The NATO Secretary General Anders Fogh Rasmussen has warned that the alliance will be forced to take a decision regarding the total NATO forces pullout from Afghanistan unless a deadlock over the Afghan election ends and the new Afghan president signs the bilateral security agreement with Washington and NATO status of forces agreement.
Rasmussen said the NATO summit slated for September 4-5 in Wales would be very close to a dadline for taking that decision.
“Soon we will have to take tough decisions because if there isn’t a legal basis for our continued presence in Afghanistan, we will have to withdraw everything by the end of this year and to do that we will have to start planning … very soon,” Rasmussen told Reuters.

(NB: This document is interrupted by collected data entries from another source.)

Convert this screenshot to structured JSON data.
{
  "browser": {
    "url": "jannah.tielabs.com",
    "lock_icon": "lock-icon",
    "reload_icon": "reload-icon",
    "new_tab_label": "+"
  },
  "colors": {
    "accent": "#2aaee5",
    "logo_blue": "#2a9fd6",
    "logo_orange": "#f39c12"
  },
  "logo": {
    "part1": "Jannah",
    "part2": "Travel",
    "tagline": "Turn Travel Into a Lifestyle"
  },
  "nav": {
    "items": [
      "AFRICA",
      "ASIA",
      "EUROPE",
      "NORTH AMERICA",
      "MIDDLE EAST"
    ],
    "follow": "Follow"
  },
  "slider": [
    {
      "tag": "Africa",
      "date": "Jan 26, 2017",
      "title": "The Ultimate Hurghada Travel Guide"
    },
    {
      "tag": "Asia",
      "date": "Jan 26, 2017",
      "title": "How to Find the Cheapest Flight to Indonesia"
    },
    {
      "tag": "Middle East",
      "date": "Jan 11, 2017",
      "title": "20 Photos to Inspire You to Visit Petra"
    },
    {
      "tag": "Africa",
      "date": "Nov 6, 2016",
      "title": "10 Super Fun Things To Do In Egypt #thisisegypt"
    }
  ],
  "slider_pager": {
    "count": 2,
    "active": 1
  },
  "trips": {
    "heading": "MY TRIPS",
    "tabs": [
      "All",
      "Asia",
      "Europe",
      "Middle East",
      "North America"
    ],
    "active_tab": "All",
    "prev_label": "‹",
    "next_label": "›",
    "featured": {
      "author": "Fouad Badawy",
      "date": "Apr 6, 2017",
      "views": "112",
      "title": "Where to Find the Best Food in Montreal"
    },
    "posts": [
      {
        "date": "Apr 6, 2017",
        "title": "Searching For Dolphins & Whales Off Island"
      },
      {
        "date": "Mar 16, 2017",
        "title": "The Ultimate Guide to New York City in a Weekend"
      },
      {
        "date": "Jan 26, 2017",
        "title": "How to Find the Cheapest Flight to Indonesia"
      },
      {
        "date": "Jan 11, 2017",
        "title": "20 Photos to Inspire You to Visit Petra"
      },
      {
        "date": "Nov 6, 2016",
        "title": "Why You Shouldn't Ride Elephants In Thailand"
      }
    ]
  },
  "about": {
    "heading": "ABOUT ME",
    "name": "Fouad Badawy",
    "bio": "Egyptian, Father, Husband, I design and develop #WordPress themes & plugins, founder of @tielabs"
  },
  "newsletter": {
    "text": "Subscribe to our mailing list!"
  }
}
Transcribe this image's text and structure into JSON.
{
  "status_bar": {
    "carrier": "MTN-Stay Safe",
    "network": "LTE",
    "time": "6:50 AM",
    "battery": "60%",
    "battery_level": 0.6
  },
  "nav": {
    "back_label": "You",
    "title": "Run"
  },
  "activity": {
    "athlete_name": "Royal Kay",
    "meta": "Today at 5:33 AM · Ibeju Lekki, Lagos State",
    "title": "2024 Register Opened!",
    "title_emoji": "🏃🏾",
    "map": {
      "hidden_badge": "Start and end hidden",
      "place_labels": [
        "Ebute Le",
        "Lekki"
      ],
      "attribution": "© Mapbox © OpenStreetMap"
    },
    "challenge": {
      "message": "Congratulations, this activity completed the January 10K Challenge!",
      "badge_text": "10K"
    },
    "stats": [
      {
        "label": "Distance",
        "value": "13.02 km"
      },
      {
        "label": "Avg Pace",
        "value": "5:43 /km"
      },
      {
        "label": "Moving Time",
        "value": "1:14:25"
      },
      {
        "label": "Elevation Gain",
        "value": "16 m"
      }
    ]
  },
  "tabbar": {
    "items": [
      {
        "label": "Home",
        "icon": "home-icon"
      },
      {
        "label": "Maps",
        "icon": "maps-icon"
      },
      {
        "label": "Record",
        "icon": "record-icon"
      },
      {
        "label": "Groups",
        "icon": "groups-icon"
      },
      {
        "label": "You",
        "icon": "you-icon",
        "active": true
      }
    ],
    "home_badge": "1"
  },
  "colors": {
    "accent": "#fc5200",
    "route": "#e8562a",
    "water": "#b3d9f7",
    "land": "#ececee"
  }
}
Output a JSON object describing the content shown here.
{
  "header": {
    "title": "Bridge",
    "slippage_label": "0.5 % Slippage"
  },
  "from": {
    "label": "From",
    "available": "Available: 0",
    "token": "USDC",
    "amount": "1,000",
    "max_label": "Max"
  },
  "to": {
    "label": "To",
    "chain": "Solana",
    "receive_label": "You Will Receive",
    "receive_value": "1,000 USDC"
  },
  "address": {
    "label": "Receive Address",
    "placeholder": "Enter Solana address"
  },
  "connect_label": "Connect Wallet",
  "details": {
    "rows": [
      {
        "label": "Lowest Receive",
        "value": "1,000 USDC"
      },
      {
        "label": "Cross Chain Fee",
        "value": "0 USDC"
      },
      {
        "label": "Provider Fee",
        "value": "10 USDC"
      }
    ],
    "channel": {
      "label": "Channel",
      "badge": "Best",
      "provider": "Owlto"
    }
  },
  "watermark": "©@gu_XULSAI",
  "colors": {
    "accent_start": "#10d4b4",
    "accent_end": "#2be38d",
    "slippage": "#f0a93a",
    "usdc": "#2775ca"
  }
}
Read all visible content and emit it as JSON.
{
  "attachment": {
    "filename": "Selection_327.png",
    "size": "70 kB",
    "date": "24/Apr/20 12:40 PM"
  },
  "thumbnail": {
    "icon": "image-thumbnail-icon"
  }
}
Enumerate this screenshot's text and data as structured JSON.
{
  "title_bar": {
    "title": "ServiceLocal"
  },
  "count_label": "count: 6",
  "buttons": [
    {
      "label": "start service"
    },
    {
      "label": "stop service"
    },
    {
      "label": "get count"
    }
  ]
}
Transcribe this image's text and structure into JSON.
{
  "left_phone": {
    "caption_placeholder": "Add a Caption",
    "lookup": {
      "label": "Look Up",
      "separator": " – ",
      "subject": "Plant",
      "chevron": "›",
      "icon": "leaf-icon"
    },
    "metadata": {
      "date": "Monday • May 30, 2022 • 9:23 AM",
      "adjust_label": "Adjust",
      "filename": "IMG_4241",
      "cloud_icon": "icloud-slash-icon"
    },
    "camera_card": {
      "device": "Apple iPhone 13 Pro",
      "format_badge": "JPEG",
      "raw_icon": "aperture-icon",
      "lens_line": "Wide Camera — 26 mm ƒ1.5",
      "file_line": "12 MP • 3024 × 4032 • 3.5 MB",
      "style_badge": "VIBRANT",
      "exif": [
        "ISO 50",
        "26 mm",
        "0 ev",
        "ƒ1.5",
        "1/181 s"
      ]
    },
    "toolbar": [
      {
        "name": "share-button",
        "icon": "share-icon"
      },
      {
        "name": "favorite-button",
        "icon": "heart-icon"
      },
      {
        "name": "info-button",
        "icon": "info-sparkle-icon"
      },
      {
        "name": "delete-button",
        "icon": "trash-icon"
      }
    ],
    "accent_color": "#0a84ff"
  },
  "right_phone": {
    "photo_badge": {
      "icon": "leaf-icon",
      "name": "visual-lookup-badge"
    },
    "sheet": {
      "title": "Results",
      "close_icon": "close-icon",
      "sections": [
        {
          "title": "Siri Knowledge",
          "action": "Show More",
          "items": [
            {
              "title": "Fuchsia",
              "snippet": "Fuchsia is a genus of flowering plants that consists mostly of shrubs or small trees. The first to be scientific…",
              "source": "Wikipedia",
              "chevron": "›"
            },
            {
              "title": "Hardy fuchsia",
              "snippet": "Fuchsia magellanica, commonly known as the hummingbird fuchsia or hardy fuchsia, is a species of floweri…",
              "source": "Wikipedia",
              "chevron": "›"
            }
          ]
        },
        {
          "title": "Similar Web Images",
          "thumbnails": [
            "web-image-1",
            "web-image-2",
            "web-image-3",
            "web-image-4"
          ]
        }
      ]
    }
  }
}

NATO plans to leave behind a smaller force in Afghanistan beyond 2014 to train and advise Afghan security forces. HOwever, the alliance insists that the new Afghan president needs to sign the security agreements with Washington and NATO allowing foreign forces to stay.
The draft bilateral security agreement between Kabul and Washington was endorsed during the consultative Loya Jirga in November last year. However, president Hamid Karzai refused to sign the deal and set pre-conditions for the signing of the pacts.
Both the presidential contenders, Dr. Abdullah Abdullah and Dr. Ashraf Ghani Ahmadzai, have vowed to sign the security agreements once take office as the next president of Afghanistan.
In the meantime, Rasmussen expressed concerns regarding the delays in signing the agreements and indicated that the situation was now becoming critical as further delays have sparked anxiety at NATO headquarters since the delays have sharply reduced the time available for detailed planning of the post-2014 mission.
The remarks by Rasmussen comes as there are concerns that announcement of the Afghan vote audit and final election result could be further delayed due to disputes among the presidential contenders over vote audit and formation of the unity government which was agreed during US Secretary of State John Kerry’s visit to Afghanistan.